発達初期コモン・マーモセットの多変量生物リズムに及ぼす温熱・社会的環境の影響
The effect of social and thermal environment on development of multivariate-biological rhythms in infant common marmoset

  • P1-224
  • 狩野 源太 / Genta Karino:1,2,3 津川 若子 / Wakako Tsugawa:1 早出 広司 / Koji Sode:1 村越 隆之 / Takayuki Murakoshi:3 國方 徹也 / Tetsuya Kunikata:2 山内 秀雄 / Hideo Yamanouchi:2 中村 俊 / Shun Nakamura:1 小柴 満美子 / Mamiko Koshiba:2,3 
  • 1:東京農工大学大学院工学府生命工学専攻 / Dept Biotech and Life Sci, Tokyo University of Agriculture and Technology, Tokyo, Japan 2:埼玉医科大学医学部小児科 / Dept Pediatr, Saitama Medical University, Saitama, Japan 3:埼玉医科大学医学部生化学科 / Dept Biochem, Saitama Medical University, Saitama, Japan 

Biological rhythms has been thought important for socio-emotional development because of the close relation between circadian rhythms and psychiatry (K. Wulff, 2010). Using adult animal models, several researches were reported that the behavioral or physiological disturbed-patterns depended on social (Meerlo, 1996,Fritz, 2011) or thermal environment (Refinetti, 1997), sometimes with their de-synchronization (Cambras, 2007). To visualize some highly integrated patterns by behavioral and physiological rhythms, the effect of social and thermal environment on these indices was evaluated by BOUQUET analysis based on principal component analysis (Koshiba et al, 2011, 2013,)

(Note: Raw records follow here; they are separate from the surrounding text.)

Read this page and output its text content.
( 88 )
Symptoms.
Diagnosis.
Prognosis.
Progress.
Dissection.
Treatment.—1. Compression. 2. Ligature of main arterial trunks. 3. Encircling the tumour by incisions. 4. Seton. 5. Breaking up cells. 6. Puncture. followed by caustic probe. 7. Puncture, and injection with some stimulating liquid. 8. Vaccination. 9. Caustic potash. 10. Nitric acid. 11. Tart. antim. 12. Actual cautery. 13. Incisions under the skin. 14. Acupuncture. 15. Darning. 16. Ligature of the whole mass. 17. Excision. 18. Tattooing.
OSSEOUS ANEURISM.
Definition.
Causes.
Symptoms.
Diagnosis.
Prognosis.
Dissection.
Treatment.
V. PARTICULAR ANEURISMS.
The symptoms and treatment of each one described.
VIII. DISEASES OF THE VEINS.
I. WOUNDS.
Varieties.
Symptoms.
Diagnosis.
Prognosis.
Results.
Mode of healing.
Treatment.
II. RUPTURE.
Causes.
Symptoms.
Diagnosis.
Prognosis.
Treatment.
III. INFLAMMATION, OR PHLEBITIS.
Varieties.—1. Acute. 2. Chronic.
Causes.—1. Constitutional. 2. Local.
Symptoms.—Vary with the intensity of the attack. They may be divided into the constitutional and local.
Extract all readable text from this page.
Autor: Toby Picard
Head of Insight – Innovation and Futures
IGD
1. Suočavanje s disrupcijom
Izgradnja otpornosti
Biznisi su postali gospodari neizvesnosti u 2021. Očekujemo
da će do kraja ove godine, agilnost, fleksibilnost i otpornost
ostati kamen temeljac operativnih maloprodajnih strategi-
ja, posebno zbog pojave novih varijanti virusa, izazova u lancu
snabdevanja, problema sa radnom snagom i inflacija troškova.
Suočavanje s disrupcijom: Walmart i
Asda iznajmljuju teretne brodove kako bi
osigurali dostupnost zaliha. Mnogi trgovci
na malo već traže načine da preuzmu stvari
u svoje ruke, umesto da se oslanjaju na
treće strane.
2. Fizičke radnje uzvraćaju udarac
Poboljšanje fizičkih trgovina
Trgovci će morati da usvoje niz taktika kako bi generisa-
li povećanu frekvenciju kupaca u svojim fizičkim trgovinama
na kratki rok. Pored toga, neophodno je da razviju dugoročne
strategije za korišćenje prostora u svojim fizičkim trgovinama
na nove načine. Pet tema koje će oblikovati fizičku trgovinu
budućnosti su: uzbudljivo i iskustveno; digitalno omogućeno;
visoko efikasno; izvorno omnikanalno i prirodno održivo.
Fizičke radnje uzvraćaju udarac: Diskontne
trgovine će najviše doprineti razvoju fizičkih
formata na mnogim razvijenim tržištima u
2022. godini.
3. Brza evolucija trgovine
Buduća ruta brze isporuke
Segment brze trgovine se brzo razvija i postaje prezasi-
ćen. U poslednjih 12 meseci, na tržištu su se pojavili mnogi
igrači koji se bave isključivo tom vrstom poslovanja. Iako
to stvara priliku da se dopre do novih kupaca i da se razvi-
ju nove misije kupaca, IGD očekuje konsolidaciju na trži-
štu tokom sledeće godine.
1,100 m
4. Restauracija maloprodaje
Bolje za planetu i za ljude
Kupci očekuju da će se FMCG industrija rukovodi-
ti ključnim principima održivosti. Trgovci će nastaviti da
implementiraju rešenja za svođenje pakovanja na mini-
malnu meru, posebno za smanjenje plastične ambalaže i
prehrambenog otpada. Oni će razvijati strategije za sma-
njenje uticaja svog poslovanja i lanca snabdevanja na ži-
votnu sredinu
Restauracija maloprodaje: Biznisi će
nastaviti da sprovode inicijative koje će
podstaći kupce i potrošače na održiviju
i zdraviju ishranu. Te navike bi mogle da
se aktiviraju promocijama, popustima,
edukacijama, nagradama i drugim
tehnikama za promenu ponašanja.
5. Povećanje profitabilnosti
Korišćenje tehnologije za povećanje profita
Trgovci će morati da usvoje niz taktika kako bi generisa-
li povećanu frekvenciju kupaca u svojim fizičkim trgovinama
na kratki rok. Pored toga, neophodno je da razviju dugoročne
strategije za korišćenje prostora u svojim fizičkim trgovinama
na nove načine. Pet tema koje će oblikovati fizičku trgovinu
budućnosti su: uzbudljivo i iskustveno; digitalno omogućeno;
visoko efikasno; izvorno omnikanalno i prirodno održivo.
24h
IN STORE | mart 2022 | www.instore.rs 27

We used 12 infant common marmosets (Callithrix jacchus), which were individually reared by human-caregivers under 12h light and 12h dark condition. A thermo-image camera (CHINO) was set on the top of each home cage, recording per second. The data acquired over two months long from postnatal 30-day were processed by our original application algorithms to automatically obtain the body-position (x, y), -activity, and -surface temperature (BST), with their place preference ratio (door and food-side). Environmental temperatures were also obtained from thermo-images. We set two experimental groups. One group (MI+) experienced age-matched paired mutual interaction (MI) six times during the two months, and the effect of thermal and social environment was compared with another group having no MI experience (MI-) by BOUQUET.
As a result, an extracted component positively correlated with door preference and BST, but correlated less with thermal environment factors. The time series of this component pattern modulated in the 3rd MI as decreasing of anxious-like behaviors (i.e. freezing) in group MI+. This suggests the primates developed their own rhythms of behavior as well as physiology dependently on their social experiences. Our longitudinal measuring systems showed a certain potential to visualize critical factors for psychological development.